Mises à jour 2/2 (22 avril, 5 mai et 17 juin 2020) : ce sont finalement 1 603 cadavres de Vautours charognards (Necrosyrtes monachusHooded Vulture) qui ont été retrouvés en Guinée Bissau ; empoisonnés. Le décompte funèbre envisagé de 2 000 victimes sera probablement loin de la morbide réalité. En raison de l'instabilité politique (un 'fait culturel' dans le pays) et des affres de la COVID-19, les investigations sont laborieuses et parcellaires. L'hécatombe aurait probablement débuté en décembre et continuait de faire ses victimes fin mars. Quelque 200 des dépouilles récupérées in situ étaient décapitées, les têtes non retrouvées par les 'enquêteurs'. Une mise à mort sacrificielle qui n'a plus rien d'accidentelle (comme on l'espérait au début de l'hécatombe), sur des décharges et environs immédiats de trois localités orientales du petit pays. Un 'braconnage' répondant à une ou plusieurs commandes spécifiques doit être sérieusement envisagé. Le marché ouest-africain de poudres de perlimpinpin est toujours plus florissant, et ne concerne pas exclusivement, loin s'en faut et de moins en moins des populations 'broussardes' (sic), censées être crédules et ignorantes, habitées par la seule superstition ou croyance animiste. La recrudescence de ces massacres industriels dans toute l'Afrique sub-saharienne, singulièrement dans les pays côtiers du Golfe de Guinée et pas uniquement au Nigeria, est désormais le fait des citadins. Onguent, amulettes et viande de brousse : on tient à conserver, à défaut de patrimoine naturel, tous ses ancrages civilisationnels. Nouveaux riches et politiciens moyenâgeux de l'Emergence africaine veulent protéger leurs fortunes, leurs affaires, leur business, leur pouvoir. Taper le sable, boire une tisane de cervelle vulturine ou ceindre d'amulettes l'élastique de son slip Calvin Klein, voilà l'harmonieux mariage de l'authenticité panafricaine et de la mondialisation. D'autant qu'elles restent encore rarissimes, sur ce continent, en Afrique de l'Ouest notamment, les réussites qui doivent tout au seul talent, à de longues et belles études universitaires, ou à un processus incontestablement démocratique.

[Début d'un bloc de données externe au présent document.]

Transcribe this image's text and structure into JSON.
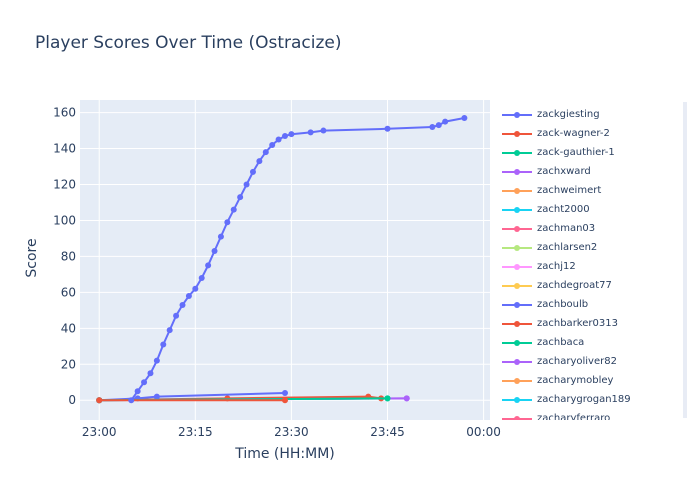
{
  "chart_data": {
    "type": "line",
    "title": "Player Scores Over Time (Ostracize)",
    "xlabel": "Time (HH:MM)",
    "ylabel": "Score",
    "x_range": [
      "22:57",
      "00:01"
    ],
    "ylim": [
      -11,
      167
    ],
    "x_ticks": [
      "23:00",
      "23:15",
      "23:30",
      "23:45",
      "00:00"
    ],
    "y_ticks": [
      0,
      20,
      40,
      60,
      80,
      100,
      120,
      140,
      160
    ],
    "grid": true,
    "legend_position": "right",
    "series": [
      {
        "name": "zackgiesting",
        "color": "#636efa",
        "x": [
          "23:05",
          "23:06",
          "23:07",
          "23:08",
          "23:09",
          "23:10",
          "23:11",
          "23:12",
          "23:13",
          "23:14",
          "23:15",
          "23:16",
          "23:17",
          "23:18",
          "23:19",
          "23:20",
          "23:21",
          "23:22",
          "23:23",
          "23:24",
          "23:25",
          "23:26",
          "23:27",
          "23:28",
          "23:29",
          "23:30",
          "23:33",
          "23:35",
          "23:45",
          "23:52",
          "23:53",
          "23:54",
          "23:57"
        ],
        "y": [
          0,
          5,
          10,
          15,
          22,
          31,
          39,
          47,
          53,
          58,
          62,
          68,
          75,
          83,
          91,
          99,
          106,
          113,
          120,
          127,
          133,
          138,
          142,
          145,
          147,
          148,
          149,
          150,
          151,
          152,
          153,
          155,
          157
        ]
      },
      {
        "name": "zack-wagner-2",
        "color": "#ef553b",
        "x": [
          "23:00",
          "23:29"
        ],
        "y": [
          0,
          0
        ]
      },
      {
        "name": "zack-gauthier-1",
        "color": "#00cc96",
        "x": [
          "23:00",
          "23:45"
        ],
        "y": [
          0,
          1
        ]
      },
      {
        "name": "zachxward",
        "color": "#ab63fa",
        "x": [
          "23:00",
          "23:48"
        ],
        "y": [
          0,
          1
        ]
      },
      {
        "name": "zachweimert",
        "color": "#ffa15a",
        "x": [
          "23:00",
          "23:00"
        ],
        "y": [
          0,
          0
        ]
      },
      {
        "name": "zacht2000",
        "color": "#19d3f3",
        "x": [
          "23:00",
          "23:00"
        ],
        "y": [
          0,
          0
        ]
      },
      {
        "name": "zachman03",
        "color": "#ff6692",
        "x": [
          "23:00",
          "23:00"
        ],
        "y": [
          0,
          0
        ]
      },
      {
        "name": "zachlarsen2",
        "color": "#b6e880",
        "x": [
          "23:00",
          "23:00"
        ],
        "y": [
          0,
          0
        ]
      },
      {
        "name": "zachj12",
        "color": "#ff97ff",
        "x": [
          "23:00",
          "23:00"
        ],
        "y": [
          0,
          0
        ]
      },
      {
        "name": "zachdegroat77",
        "color": "#fecb52",
        "x": [
          "23:00",
          "23:00"
        ],
        "y": [
          0,
          0
        ]
      },
      {
        "name": "zachboulb",
        "color": "#636efa",
        "x": [
          "23:00",
          "23:06",
          "23:09",
          "23:29"
        ],
        "y": [
          0,
          1,
          2,
          4
        ]
      },
      {
        "name": "zachbarker0313",
        "color": "#ef553b",
        "x": [
          "23:00",
          "23:20",
          "23:42",
          "23:44"
        ],
        "y": [
          0,
          1,
          2,
          1
        ]
      },
      {
        "name": "zachbaca",
        "color": "#00cc96",
        "x": [
          "23:00",
          "23:45"
        ],
        "y": [
          0,
          1
        ]
      },
      {
        "name": "zacharyoliver82",
        "color": "#ab63fa",
        "x": [
          "23:00",
          "23:48"
        ],
        "y": [
          0,
          1
        ]
      },
      {
        "name": "zacharymobley",
        "color": "#ffa15a",
        "x": [
          "23:00",
          "23:00"
        ],
        "y": [
          0,
          0
        ]
      },
      {
        "name": "zacharygrogan189",
        "color": "#19d3f3",
        "x": [
          "23:00",
          "23:00"
        ],
        "y": [
          0,
          0
        ]
      },
      {
        "name": "zacharyferraro",
        "color": "#ff6692",
        "x": [
          "23:00",
          "23:00"
        ],
        "y": [
          0,
          0
        ]
      }
    ]
  }
}
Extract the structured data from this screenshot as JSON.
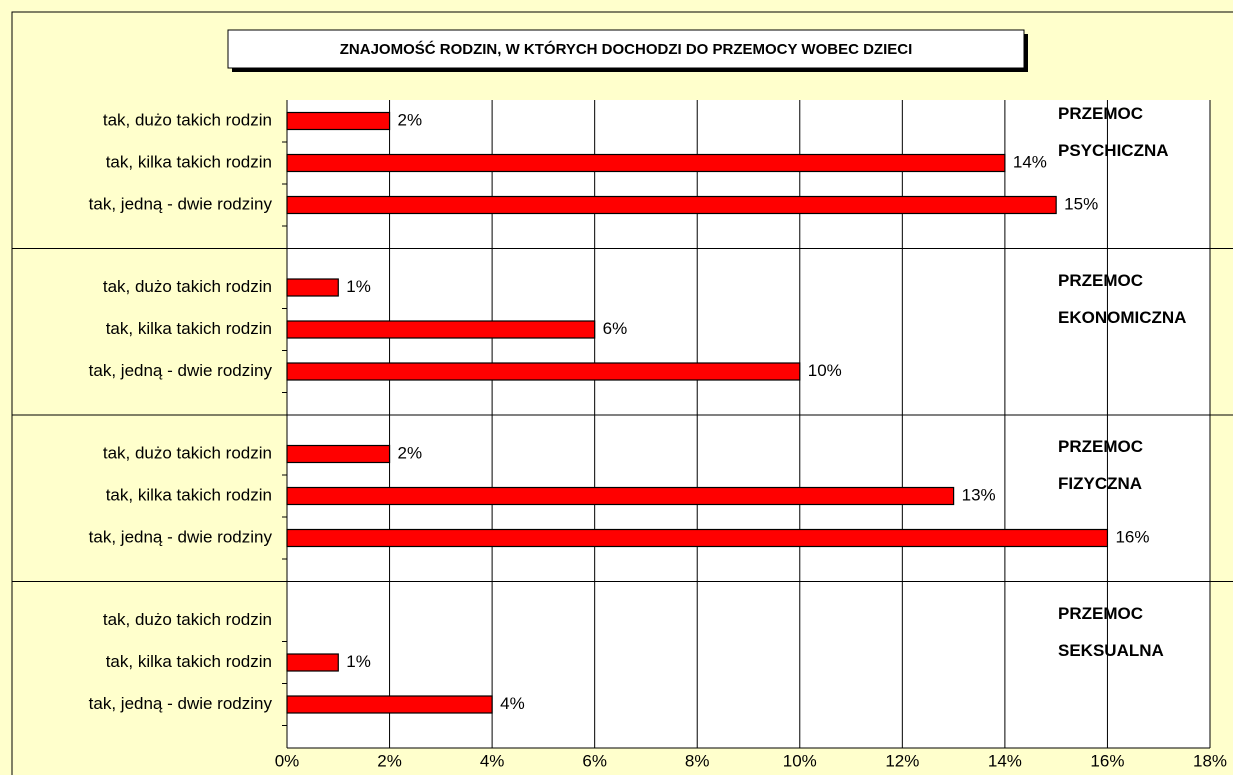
{
  "chart_data": {
    "type": "bar",
    "orientation": "horizontal",
    "title": "ZNAJOMOŚĆ RODZIN, W KTÓRYCH DOCHODZI DO PRZEMOCY WOBEC DZIECI",
    "color": "#ff0000",
    "grid": true,
    "xlim": [
      0,
      18
    ],
    "xticks": [
      {
        "value": 0,
        "label": "0%"
      },
      {
        "value": 2,
        "label": "2%"
      },
      {
        "value": 4,
        "label": "4%"
      },
      {
        "value": 6,
        "label": "6%"
      },
      {
        "value": 8,
        "label": "8%"
      },
      {
        "value": 10,
        "label": "10%"
      },
      {
        "value": 12,
        "label": "12%"
      },
      {
        "value": 14,
        "label": "14%"
      },
      {
        "value": 16,
        "label": "16%"
      },
      {
        "value": 18,
        "label": "18%"
      }
    ],
    "groups": [
      {
        "name": "PRZEMOC PSYCHICZNA",
        "categories": [
          "tak, dużo takich rodzin",
          "tak, kilka takich rodzin",
          "tak, jedną - dwie rodziny"
        ],
        "values": [
          2,
          14,
          15
        ],
        "value_labels": [
          "2%",
          "14%",
          "15%"
        ]
      },
      {
        "name": "PRZEMOC EKONOMICZNA",
        "categories": [
          "tak, dużo takich rodzin",
          "tak, kilka takich rodzin",
          "tak, jedną - dwie rodziny"
        ],
        "values": [
          1,
          6,
          10
        ],
        "value_labels": [
          "1%",
          "6%",
          "10%"
        ]
      },
      {
        "name": "PRZEMOC FIZYCZNA",
        "categories": [
          "tak, dużo takich rodzin",
          "tak, kilka takich rodzin",
          "tak, jedną - dwie rodziny"
        ],
        "values": [
          2,
          13,
          16
        ],
        "value_labels": [
          "2%",
          "13%",
          "16%"
        ]
      },
      {
        "name": "PRZEMOC SEKSUALNA",
        "categories": [
          "tak, dużo takich rodzin",
          "tak, kilka takich rodzin",
          "tak, jedną - dwie rodziny"
        ],
        "values": [
          null,
          1,
          4
        ],
        "value_labels": [
          null,
          "1%",
          "4%"
        ]
      }
    ]
  }
}
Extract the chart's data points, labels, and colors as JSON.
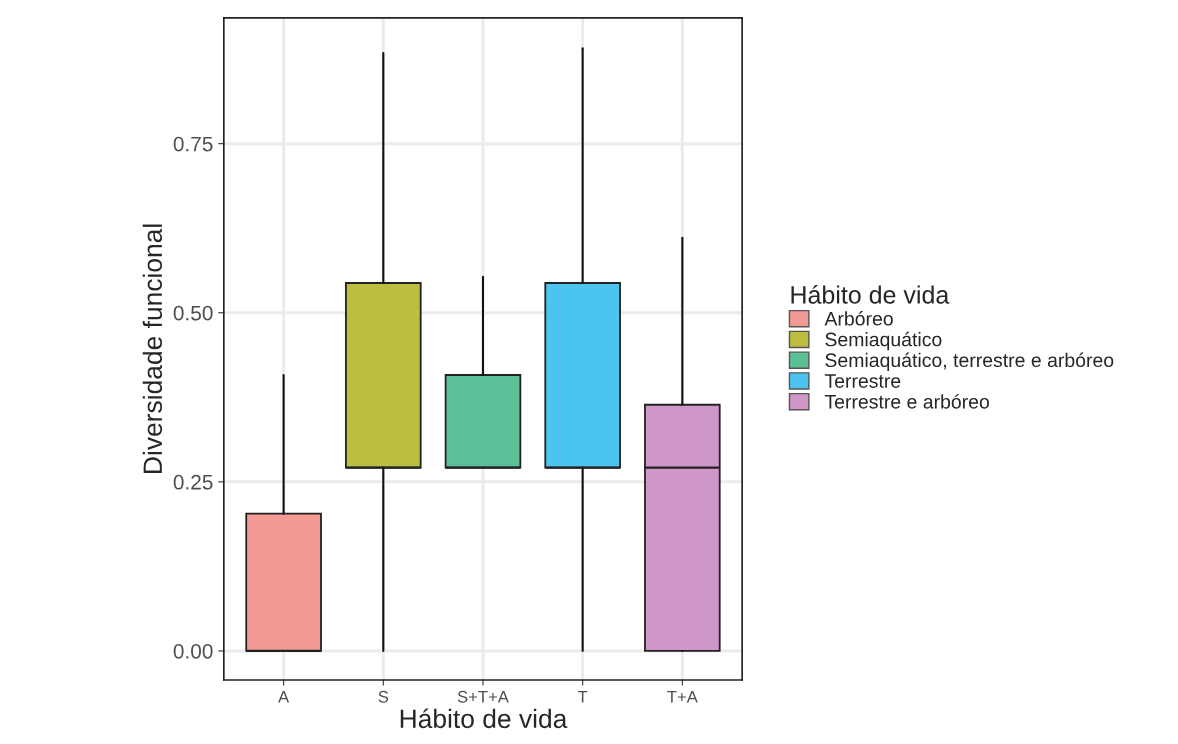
{
  "chart_data": {
    "type": "box",
    "xlabel": "Hábito de vida",
    "ylabel": "Diversidade funcional",
    "legend_title": "Hábito de vida",
    "categories": [
      "A",
      "S",
      "S+T+A",
      "T",
      "T+A"
    ],
    "ylim": [
      -0.043,
      0.936
    ],
    "yticks": [
      {
        "value": 0,
        "label": "0.00"
      },
      0.25,
      {
        "value": 0.5,
        "label": "0.50"
      },
      0.75
    ],
    "grid": true,
    "legend": "right",
    "series": [
      {
        "name": "Arbóreo",
        "color": "#f49a94",
        "boxes": [
          {
            "low": 0,
            "q1": 0,
            "median": 0,
            "q3": 0.203,
            "high": 0.408
          },
          null,
          null,
          null,
          null
        ]
      },
      {
        "name": "Semiaquático",
        "color": "#bdbe40",
        "boxes": [
          null,
          {
            "low": 0,
            "q1": 0.271,
            "median": 0.271,
            "q3": 0.544,
            "high": 0.884
          },
          null,
          null,
          null
        ]
      },
      {
        "name": "Semiaquático, terrestre e arbóreo",
        "color": "#5bbf97",
        "boxes": [
          null,
          null,
          {
            "low": 0.271,
            "q1": 0.271,
            "median": 0.271,
            "q3": 0.408,
            "high": 0.553
          },
          null,
          null
        ]
      },
      {
        "name": "Terrestre",
        "color": "#4bc5ef",
        "boxes": [
          null,
          null,
          null,
          {
            "low": 0,
            "q1": 0.271,
            "median": 0.271,
            "q3": 0.544,
            "high": 0.891
          },
          null
        ]
      },
      {
        "name": "Terrestre e arbóreo",
        "color": "#cf97c7",
        "boxes": [
          null,
          null,
          null,
          null,
          {
            "low": 0,
            "q1": 0,
            "median": 0.271,
            "q3": 0.364,
            "high": 0.611
          }
        ]
      }
    ]
  }
}
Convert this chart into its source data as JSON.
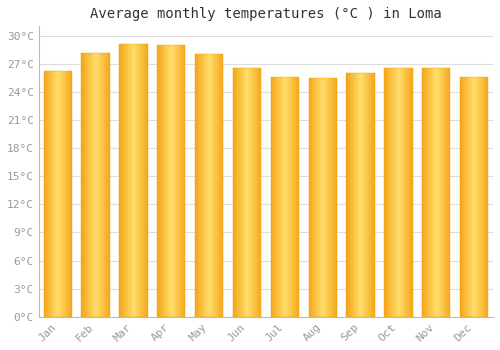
{
  "title": "Average monthly temperatures (°C ) in Loma",
  "months": [
    "Jan",
    "Feb",
    "Mar",
    "Apr",
    "May",
    "Jun",
    "Jul",
    "Aug",
    "Sep",
    "Oct",
    "Nov",
    "Dec"
  ],
  "values": [
    26.2,
    28.1,
    29.1,
    29.0,
    28.0,
    26.6,
    25.6,
    25.5,
    26.0,
    26.5,
    26.6,
    25.6
  ],
  "bar_color_center": "#FFD966",
  "bar_color_edge": "#F0A500",
  "background_color": "#FFFFFF",
  "plot_bg_color": "#FFFFFF",
  "grid_color": "#DDDDDD",
  "ylim": [
    0,
    31
  ],
  "ytick_step": 3,
  "title_fontsize": 10,
  "tick_fontsize": 8,
  "tick_color": "#999999",
  "bar_width": 0.75
}
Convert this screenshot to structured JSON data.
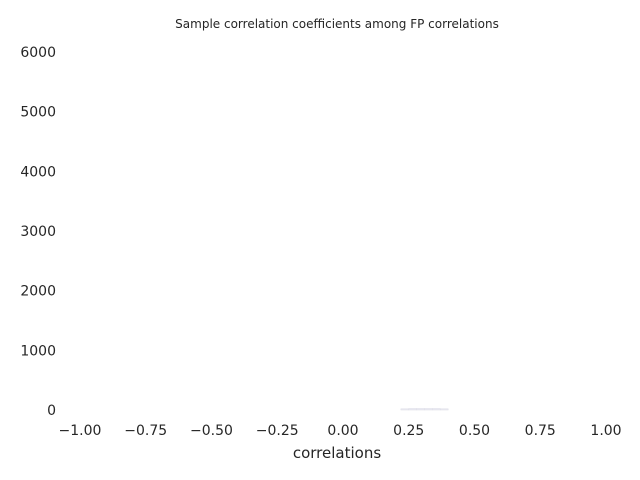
{
  "chart_data": {
    "type": "bar",
    "title": "Sample correlation coefficients among FP correlations",
    "xlabel": "correlations",
    "ylabel": "",
    "xlim": [
      -1.0,
      1.0
    ],
    "ylim": [
      0,
      6000
    ],
    "grid": false,
    "x_ticks": [
      "−1.00",
      "−0.75",
      "−0.50",
      "−0.25",
      "0.00",
      "0.25",
      "0.50",
      "0.75",
      "1.00"
    ],
    "x_tick_values": [
      -1.0,
      -0.75,
      -0.5,
      -0.25,
      0.0,
      0.25,
      0.5,
      0.75,
      1.0
    ],
    "y_ticks": [
      "0",
      "1000",
      "2000",
      "3000",
      "4000",
      "5000",
      "6000"
    ],
    "y_tick_values": [
      0,
      1000,
      2000,
      3000,
      4000,
      5000,
      6000
    ],
    "bins": [
      {
        "x0": 0.22,
        "x1": 0.25,
        "value": 20
      },
      {
        "x0": 0.25,
        "x1": 0.28,
        "value": 25
      },
      {
        "x0": 0.28,
        "x1": 0.31,
        "value": 25
      },
      {
        "x0": 0.31,
        "x1": 0.34,
        "value": 25
      },
      {
        "x0": 0.34,
        "x1": 0.37,
        "value": 25
      },
      {
        "x0": 0.37,
        "x1": 0.4,
        "value": 20
      }
    ],
    "colors": {
      "bar_fill": "#eaeaf2",
      "bar_edge": "#dddde6",
      "text": "#262626"
    }
  }
}
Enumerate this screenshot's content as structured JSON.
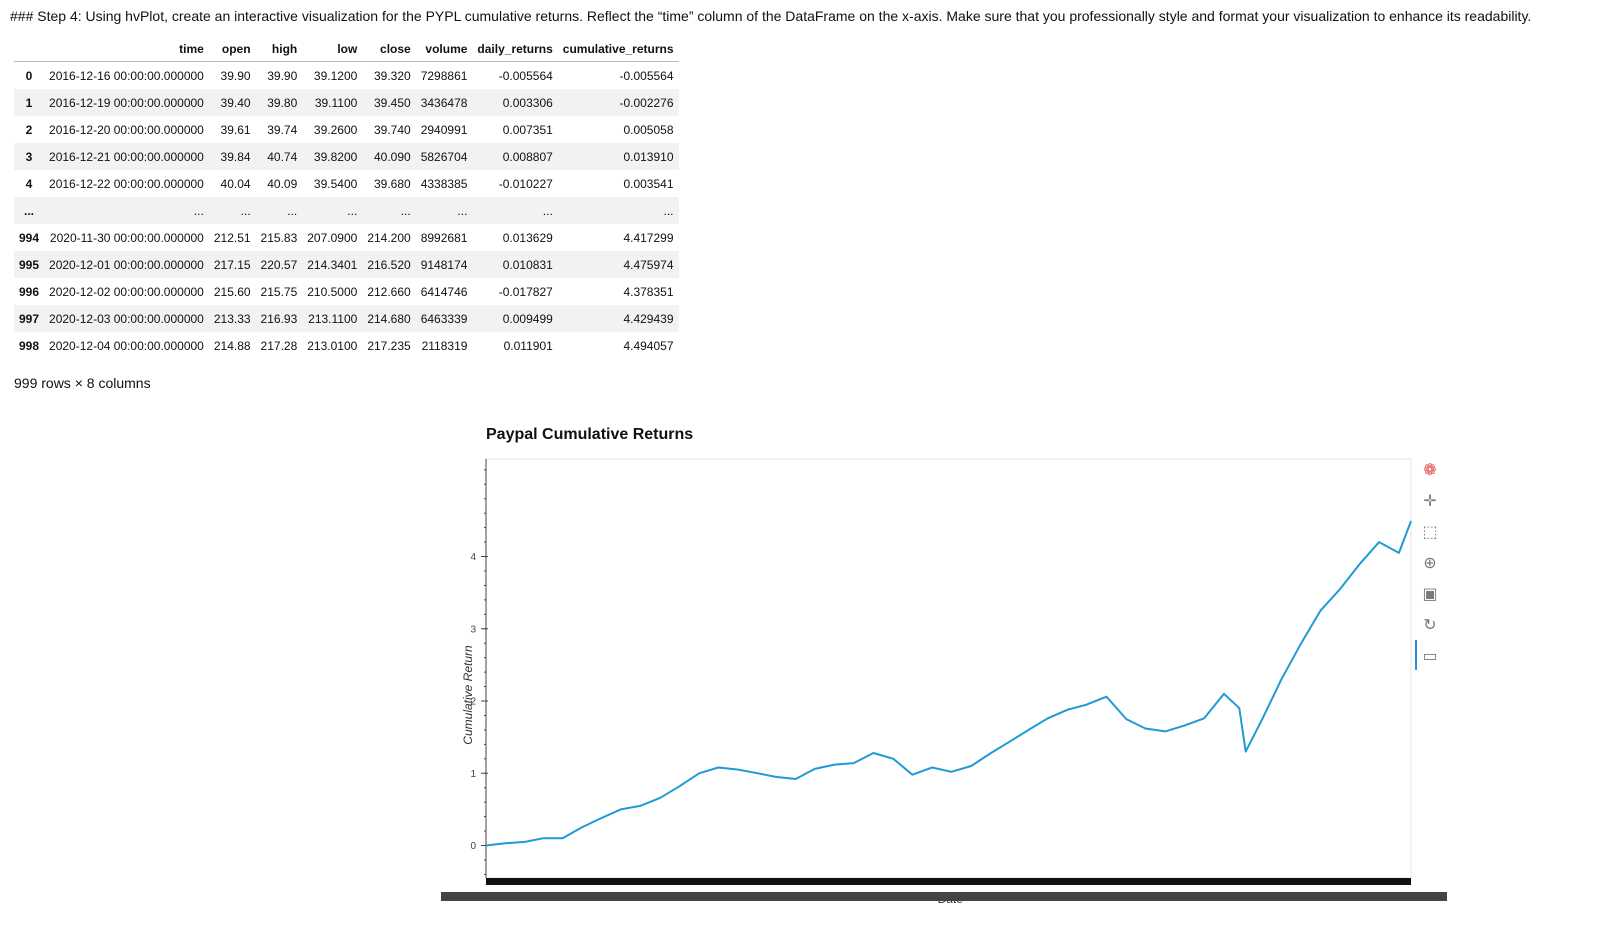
{
  "instruction": "### Step 4: Using hvPlot, create an interactive visualization for the PYPL cumulative returns. Reflect the “time” column of the DataFrame on the x-axis. Make sure that you professionally style and format your visualization to enhance its readability.",
  "table": {
    "columns": [
      "",
      "time",
      "open",
      "high",
      "low",
      "close",
      "volume",
      "daily_returns",
      "cumulative_returns"
    ],
    "rows": [
      [
        "0",
        "2016-12-16 00:00:00.000000",
        "39.90",
        "39.90",
        "39.1200",
        "39.320",
        "7298861",
        "-0.005564",
        "-0.005564"
      ],
      [
        "1",
        "2016-12-19 00:00:00.000000",
        "39.40",
        "39.80",
        "39.1100",
        "39.450",
        "3436478",
        "0.003306",
        "-0.002276"
      ],
      [
        "2",
        "2016-12-20 00:00:00.000000",
        "39.61",
        "39.74",
        "39.2600",
        "39.740",
        "2940991",
        "0.007351",
        "0.005058"
      ],
      [
        "3",
        "2016-12-21 00:00:00.000000",
        "39.84",
        "40.74",
        "39.8200",
        "40.090",
        "5826704",
        "0.008807",
        "0.013910"
      ],
      [
        "4",
        "2016-12-22 00:00:00.000000",
        "40.04",
        "40.09",
        "39.5400",
        "39.680",
        "4338385",
        "-0.010227",
        "0.003541"
      ],
      [
        "...",
        "...",
        "...",
        "...",
        "...",
        "...",
        "...",
        "...",
        "..."
      ],
      [
        "994",
        "2020-11-30 00:00:00.000000",
        "212.51",
        "215.83",
        "207.0900",
        "214.200",
        "8992681",
        "0.013629",
        "4.417299"
      ],
      [
        "995",
        "2020-12-01 00:00:00.000000",
        "217.15",
        "220.57",
        "214.3401",
        "216.520",
        "9148174",
        "0.010831",
        "4.475974"
      ],
      [
        "996",
        "2020-12-02 00:00:00.000000",
        "215.60",
        "215.75",
        "210.5000",
        "212.660",
        "6414746",
        "-0.017827",
        "4.378351"
      ],
      [
        "997",
        "2020-12-03 00:00:00.000000",
        "213.33",
        "216.93",
        "213.1100",
        "214.680",
        "6463339",
        "0.009499",
        "4.429439"
      ],
      [
        "998",
        "2020-12-04 00:00:00.000000",
        "214.88",
        "217.28",
        "213.0100",
        "217.235",
        "2118319",
        "0.011901",
        "4.494057"
      ]
    ]
  },
  "shape_text": "999 rows × 8 columns",
  "toolbar": {
    "items": [
      {
        "name": "bokeh-logo-icon",
        "glyph": "❁",
        "interactable": false
      },
      {
        "name": "pan-icon",
        "glyph": "✛",
        "interactable": true
      },
      {
        "name": "box-zoom-icon",
        "glyph": "⬚",
        "interactable": true
      },
      {
        "name": "wheel-zoom-icon",
        "glyph": "⊕",
        "interactable": true
      },
      {
        "name": "save-icon",
        "glyph": "▣",
        "interactable": true
      },
      {
        "name": "reset-icon",
        "glyph": "↻",
        "interactable": true
      },
      {
        "name": "hover-icon",
        "glyph": "▭",
        "interactable": true
      }
    ]
  },
  "chart_data": {
    "type": "line",
    "title": "Paypal Cumulative Returns",
    "xlabel": "Date",
    "ylabel": "Cumulative Return",
    "ylim": [
      -0.45,
      5.35
    ],
    "yticks": [
      0,
      1,
      2,
      3,
      4
    ],
    "grid": false,
    "series": [
      {
        "color": "#1f9ad6",
        "x": [
          "2016-12-16",
          "2017-01-15",
          "2017-02-15",
          "2017-03-15",
          "2017-04-15",
          "2017-05-15",
          "2017-06-15",
          "2017-07-15",
          "2017-08-15",
          "2017-09-15",
          "2017-10-15",
          "2017-11-15",
          "2017-12-15",
          "2018-01-15",
          "2018-02-15",
          "2018-03-15",
          "2018-04-15",
          "2018-05-15",
          "2018-06-15",
          "2018-07-15",
          "2018-08-15",
          "2018-09-15",
          "2018-10-15",
          "2018-11-15",
          "2018-12-15",
          "2019-01-15",
          "2019-02-15",
          "2019-03-15",
          "2019-04-15",
          "2019-05-15",
          "2019-06-15",
          "2019-07-15",
          "2019-08-15",
          "2019-09-15",
          "2019-10-15",
          "2019-11-15",
          "2019-12-15",
          "2020-01-15",
          "2020-02-15",
          "2020-03-10",
          "2020-03-20",
          "2020-04-15",
          "2020-05-15",
          "2020-06-15",
          "2020-07-15",
          "2020-08-15",
          "2020-09-15",
          "2020-10-15",
          "2020-11-15",
          "2020-12-04"
        ],
        "y": [
          0.0,
          0.03,
          0.05,
          0.1,
          0.1,
          0.25,
          0.38,
          0.5,
          0.55,
          0.66,
          0.82,
          1.0,
          1.08,
          1.05,
          1.0,
          0.95,
          0.92,
          1.06,
          1.12,
          1.14,
          1.28,
          1.2,
          0.98,
          1.08,
          1.02,
          1.1,
          1.28,
          1.43,
          1.6,
          1.76,
          1.88,
          1.95,
          2.06,
          1.75,
          1.62,
          1.58,
          1.66,
          1.76,
          2.1,
          1.9,
          1.3,
          1.75,
          2.3,
          2.8,
          3.25,
          3.55,
          3.9,
          4.2,
          4.05,
          4.49
        ]
      }
    ]
  }
}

Dans la seule périphérie du Sénégal, les cas pathologiques de la Gambie, du Mali, de la Guinée Bissau, de la Guinée et même du Libéria démontrent combien... le Descartes africain n'est pas encore né. 

Une pétition :
Guinea-Bissau’s Mass Vulture Deaths - PETITION, par African Bird Club (ABC) 2020 06 17

Lire : 
- Biggest ever vulture mortality event in the world unfolds in Guinea-Bissau: estimates of over 2000 Hooded Vultures poisoned to death due to belief-based use,
in Vulture Conservation Foundation (VCF) 2020 04 21 
Investigating the mystery behind Guinea-Bissau’s mass vulture deaths,
par Lewis Kihumba in Birdlife.org 2020 05 5
Ainsi que :
The vultures aren't hovering over Africa – and that's bad news,
par Stephen Moss, in The Guardian 2020 06 13

Toute ressemblance avec des événements affectant des stocks d'hominidés, pour le coup pléthoriques, serait fortuite. Quoique; peut-être pas. Une dizaine de jours seulement, il n'aura fallu que dix jours pour assister, impuissants que nous sommes, à ce qui pourrait être les prémices d'un effondrement du Vautour charognard (Necrosyrtes monachusHooded Vulture) en Guinée-Bissau, ultime sanctuaire ouest-africain de l'espèce. Partout sur le continent, les trois dernières décennies ont vu disparaître du quotidien africain un élément essentiel et emblématique de son décor, de ses ambiances. Commun et répandu depuis la nuit des temps autour des marchés et des dépotoirs, dans les villes et les villages, le nécrophage est devenu au tournant des XXe et XXIe siècles l'une des espèces qui a connu et continue de connaître le plus rapide déclin au monde ! -83% des siens ont disparu en 53 ans (soit en trois générations seulement, in Ogada et al., 2016). Le Vautour charognard est même au seuil critique de l'extinction, selon les critères de l'Union pour la Conservation de la Nature (UICN)*3 : il n'en resterait que 197 000 représentants sur tout le continent ! La Guinée Bissau à elle seule en hébergeait il n'y a pas si longtemps pas moins de 76 000 ! Lors des comptages les plus récents dans le pays, en 2015 Wim Mullié*4 rapportait de la capitale gambienne et de sa région 3 416 de ces Vulturidés. En février 2016, avec Mohamed Henriques et Jean-Marc Thiollay, Wim avait dénombré quelque 669 Charognards dans quelques quartiers de la capitale bissau-guinéenne, estimant qu'il devait encore y avoir à Bissau plusieurs milliers de Vautours charognards. Dans les agglomérations de l'intérieur, Henriques et Thiollay en avaient quant à eux compté 2341 en mars de la même année. Et pour finir le travail, en 2017 un important dénombrement (em)mené par Mohamed Henriques et ses collègues dont notre ami Miguel Lecoq*1 enregistrait encore 43 347 Charognards dans le petit pays, faisant de la Guinée Bissau le premier bastion de Necrosyrtes monachus au sud du Sahara. 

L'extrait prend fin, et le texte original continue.